In practice, the knowledge needed to exploit synergistic combinations of essential oils in food products is (i) the site and mode of action of each essential oil constituent, and (ii) the mechanisms resulting in synergy or antagonism between several compounds, and (iii) how each compound interacts with food matrix components in a way that affects is antimicrobial properties. When the mechanistic details for synergistic interactions are better understood, it will be easier to exploit synergies using intelligent combinations of constituents to combat food spoilage microorganisms.

Outlook

An attractive application of essential oils and their constituents is in food products to prolong the shelf-life of foods by limiting growth or survival of microorganisms. The organoleptic impact of essential oils and their components in food products currently limits their usage to spicy foods normally associated with herbs, spices, or seasonings. Synergistic interactions should therefore be exploited to lower the organoleptic impact and thereby facilitate the use in a broader range of products.

The lack of detailed knowledge about the mode of action of the individual essential oil constituents is also the underlying cause for our superficial understanding about what governs synergy and antagonism. Future research should thus explore the mode of action of individual essential oil constituents further, while also initiating systematic investigations into the mechanisms of synergy among different constituents. Many studies have investigated the site of action, while few proceed to reveal the mode of action. Furthermore, most work to date has focused on prokaryotes, and little is known about how essential oils interact with yeast and fungi. Regardless of the microorganism, future research into the mode of action will need a standardization of investigation methods, complementary experiments that validate results, and implementation of new techniques. Taking a systems biology approach to investigating the mode of action of antimicrobial compounds will no doubt further this field. Transcriptomic and proteomic analyses can identify pathways targeted by an antimicrobial, whereas nuclear magnetic resonance (NMR) spectroscopy, X-ray crystallography, and computer modeling help identify key residues involved in the molecular interactions between target and the antimicrobial (Wang et al., 2006; Domadia et al., 2007; Liu et al., 2010; Schneider et al., 2010). Interactions with cell surface structures or cell membranes can be studied in detail by AFM force spectroscopy (Brasseur et al., 2008; Dufrêne, 2008). These techniques provide valuable information about an antimicrobial’s specific intracellular targets, the structural nature of interaction, and what governs susceptibility, adaptation, and resistance mechanisms (Schneider et al., 2010).

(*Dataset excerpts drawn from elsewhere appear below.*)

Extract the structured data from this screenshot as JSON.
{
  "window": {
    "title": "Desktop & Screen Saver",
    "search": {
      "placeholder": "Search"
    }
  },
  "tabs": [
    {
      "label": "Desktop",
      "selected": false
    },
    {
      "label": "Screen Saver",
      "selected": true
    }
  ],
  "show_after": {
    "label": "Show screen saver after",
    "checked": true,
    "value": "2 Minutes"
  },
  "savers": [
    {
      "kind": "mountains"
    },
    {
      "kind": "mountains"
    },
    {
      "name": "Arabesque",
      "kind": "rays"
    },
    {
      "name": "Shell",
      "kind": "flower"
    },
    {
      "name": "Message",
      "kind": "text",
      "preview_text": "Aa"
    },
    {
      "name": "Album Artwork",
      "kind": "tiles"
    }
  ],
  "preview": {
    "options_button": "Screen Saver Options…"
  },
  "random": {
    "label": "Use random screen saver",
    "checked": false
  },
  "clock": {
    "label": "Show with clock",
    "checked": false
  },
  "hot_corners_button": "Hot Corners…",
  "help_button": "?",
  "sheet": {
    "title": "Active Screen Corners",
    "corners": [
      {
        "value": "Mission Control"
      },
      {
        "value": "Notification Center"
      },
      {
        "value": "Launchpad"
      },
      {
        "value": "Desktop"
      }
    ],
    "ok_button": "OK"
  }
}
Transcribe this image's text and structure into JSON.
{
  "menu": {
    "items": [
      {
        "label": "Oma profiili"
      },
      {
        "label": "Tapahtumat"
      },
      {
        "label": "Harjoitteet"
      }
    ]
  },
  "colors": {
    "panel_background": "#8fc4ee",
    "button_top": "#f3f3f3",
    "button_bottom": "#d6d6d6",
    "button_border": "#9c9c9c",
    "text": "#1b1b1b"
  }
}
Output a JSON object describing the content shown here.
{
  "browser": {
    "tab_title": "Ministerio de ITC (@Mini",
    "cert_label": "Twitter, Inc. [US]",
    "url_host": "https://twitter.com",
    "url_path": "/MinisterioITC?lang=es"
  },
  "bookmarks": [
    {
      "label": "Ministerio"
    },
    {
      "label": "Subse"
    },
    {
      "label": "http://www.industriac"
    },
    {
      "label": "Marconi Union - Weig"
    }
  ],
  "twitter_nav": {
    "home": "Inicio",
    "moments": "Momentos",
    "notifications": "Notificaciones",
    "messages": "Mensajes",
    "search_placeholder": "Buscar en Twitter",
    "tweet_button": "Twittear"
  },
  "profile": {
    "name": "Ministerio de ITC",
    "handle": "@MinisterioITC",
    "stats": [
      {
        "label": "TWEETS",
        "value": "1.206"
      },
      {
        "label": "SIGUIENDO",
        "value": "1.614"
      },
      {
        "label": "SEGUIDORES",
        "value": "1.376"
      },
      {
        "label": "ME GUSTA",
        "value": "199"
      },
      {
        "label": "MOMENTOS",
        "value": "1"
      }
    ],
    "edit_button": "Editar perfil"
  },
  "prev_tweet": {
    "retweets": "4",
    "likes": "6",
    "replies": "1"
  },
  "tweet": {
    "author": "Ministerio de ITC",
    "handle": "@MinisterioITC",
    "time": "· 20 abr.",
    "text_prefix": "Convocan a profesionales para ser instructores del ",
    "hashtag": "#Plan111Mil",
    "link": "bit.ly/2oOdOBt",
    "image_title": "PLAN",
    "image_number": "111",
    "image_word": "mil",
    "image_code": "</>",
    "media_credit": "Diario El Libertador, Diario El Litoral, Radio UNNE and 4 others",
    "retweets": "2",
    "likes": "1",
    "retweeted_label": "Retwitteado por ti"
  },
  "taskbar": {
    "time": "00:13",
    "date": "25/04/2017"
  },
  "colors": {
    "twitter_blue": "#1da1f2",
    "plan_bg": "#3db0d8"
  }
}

Synergistic blends that have commercial interest must be evaluated under the relevant environmental conditions which reflect the food matrixes to which they should be applied, as interactions with food matrix ingredients could decrease their activity. Investigating the molecular interactions behind the inhibition of food matrix ingredients opens an entirely different research direction, which focuses on formulating essential oils in foods with the aim to minimize organoleptic effects without compromising the antimicrobial properties. Encapsulation and controlled/sustained release of potent synergistic combinations could potentially reduce the organoleptic impact and simultaneously increase the antimicrobial potency if the encapsulation material facilitates close interaction with the microorganisms. New strategies for nanoencapsulation may thus provide an interesting platform for this research avenue in the future.

Conflict of Interest Statement

The authors declare that the research was conducted in the absence of any commercial or financial relationships that could be construed as a potential conflict of interest.